Двое подлетков-гимназистов, с которыми занимался Воскресенский, и три девочки, поменьше, сидели за столом, болтая ногами. Воскресенский, стоявший согнувшись, поглядел на них искоса, и ему вдруг стало совестно за себя и за них, и в особенности за голые, теплые руки их матери, которые двигались так близко перед его губами. Он неожиданно выпрямился, с покрасневшим лицом.

– Позвольте-с, я сам, – сказал он хрипло.

На балконе показался Завалишин в фантастическом русском костюме: в чесучовой поддевке поверх шелковой голубой косоворотки и в высоких лакированных сапогах. Этот костюм, который он всегда носил дома, делал его похожим на одного из провинциальных садовых антрепренеров, охотно щеголяющих перед купечеством широкой натурой и одеждой в русском стиле. Сходство дополняла толстая золотая цепь через весь живот, бряцавшая десятками брелоков-жетонов.

Завалишин вошел быстрыми, тяжелыми шагами, высоко неся голову и картинно расправляя обеими руками на две стороны свою пушистую, слегка седеющую бороду. Дети при его появлении вскочили с мест. Анна Георгиевна медленно встала с качалки.

– Здравствуйте, Иван Николаевич. Здравствуйте, Цицерон, – сказал Завалишин, небрежно протягивая руку студенту и доктору. – Кажется, я заставил себя ждать? Боря, молитву.

Боря с испуганным видом залепетал:

– Оч-чи всех на тя, господи, уповают…

– Прошу, – сказал Завалишин, коротким жестом показывая на стол. – Доктор, водки?

Закуска была накрыта сбоку на отдельном маленьком столике. Доктор подошел к ней шутовским шагом, немного согнувшись, приседая, подшаркивая каблуками и потирая руки.

– Одному фрукту однажды предложили водки, – начал он, по обыкновению, паясничать. – А он ответил: «Нет, благодарю вас; во-первых, я не пью, во-вторых, теперь еще слишком рано, а в-третьих, я уже выпил».

– Издание двадцатое, – заметил Завалишин. – Возьмите икры.

Он придвинул к доктору деревянный лакированный ушат, в котором, во льду, стояла серебряная бадья с икрой.

– Удивляюсь, как вы можете в такую жару пить водку, – сказала, морщась, Анна Георгиевна.

Завалишин поглядел на нее с серьезным видом, держа у рта серебряную чеканную чарочку.

– Русскому человеку от водки нет вреда, – ответил он внушительно.

А доктор, только что выпивший, громко крякнул и прибавил дьяконским басом:

– Во благовремении… Что же, Павел Аркадьевич? Отец Мелетий велит по третьей?

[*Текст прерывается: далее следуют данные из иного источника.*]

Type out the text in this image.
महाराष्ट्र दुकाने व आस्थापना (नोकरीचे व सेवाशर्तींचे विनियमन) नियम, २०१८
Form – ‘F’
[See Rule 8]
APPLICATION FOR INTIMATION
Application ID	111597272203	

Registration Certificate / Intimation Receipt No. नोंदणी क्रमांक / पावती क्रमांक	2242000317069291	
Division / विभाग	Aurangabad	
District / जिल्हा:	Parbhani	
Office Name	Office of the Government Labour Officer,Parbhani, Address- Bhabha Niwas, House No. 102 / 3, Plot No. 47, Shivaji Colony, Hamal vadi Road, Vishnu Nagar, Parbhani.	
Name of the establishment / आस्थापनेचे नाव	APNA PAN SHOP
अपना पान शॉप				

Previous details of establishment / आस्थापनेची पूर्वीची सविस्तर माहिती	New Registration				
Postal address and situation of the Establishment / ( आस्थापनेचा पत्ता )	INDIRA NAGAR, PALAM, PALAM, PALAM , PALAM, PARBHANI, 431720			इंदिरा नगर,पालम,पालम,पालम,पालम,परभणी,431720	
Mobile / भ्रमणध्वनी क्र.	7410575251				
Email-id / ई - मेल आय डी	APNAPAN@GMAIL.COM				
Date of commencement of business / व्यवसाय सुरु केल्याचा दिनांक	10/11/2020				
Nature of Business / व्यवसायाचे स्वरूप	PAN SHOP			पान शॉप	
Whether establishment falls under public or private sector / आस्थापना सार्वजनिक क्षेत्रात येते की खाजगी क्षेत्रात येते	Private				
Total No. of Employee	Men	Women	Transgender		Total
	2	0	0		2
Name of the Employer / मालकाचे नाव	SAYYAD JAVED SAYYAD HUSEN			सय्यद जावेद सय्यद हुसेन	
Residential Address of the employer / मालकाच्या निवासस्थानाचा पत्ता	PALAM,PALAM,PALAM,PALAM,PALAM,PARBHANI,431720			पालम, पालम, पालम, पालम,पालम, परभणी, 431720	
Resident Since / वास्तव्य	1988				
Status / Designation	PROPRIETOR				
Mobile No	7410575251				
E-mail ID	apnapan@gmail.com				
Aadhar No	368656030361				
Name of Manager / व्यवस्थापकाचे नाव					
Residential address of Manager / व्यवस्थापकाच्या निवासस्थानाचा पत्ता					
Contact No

За столом прислуживал человек во фраке. Прежде он носил что-то вроде ямщичьей безрукавки, но Анна Георгиевна в один прекрасный день нашла, что господам и слугам неприлично рядиться почти в одинаковые костюмы, и настояла на европейской одежде для лакея. Но зато вся столовая мебель и утварь отличались тем бесшабашным, ерническим стилем, который называется русским декадансом. Вместо стола стоял длинный, закрытый со всех сторон ларь; сидя за ним, нельзя было просунуть ног вперед, – приходилось все время держать их скорченными, причем колени больно стукались об углы и выступы резного орнамента, а к тарелке нужно было далеко тянуться руками. Тяжелые, низкие стулья, с высокими спинками и растопыренными ручками, походили на театральные деревянные троны – жесткие и неудобные. Жбаны для кваса, кувшины для воды и сулеи для вина имели такие чудовищные размеры и такие нелепые формы, что наливать из них приходилось стоя. И все это было вырезано, выжжено и разрисовано разноцветными павлинами, рыбами, цветами и неизбежными петухами.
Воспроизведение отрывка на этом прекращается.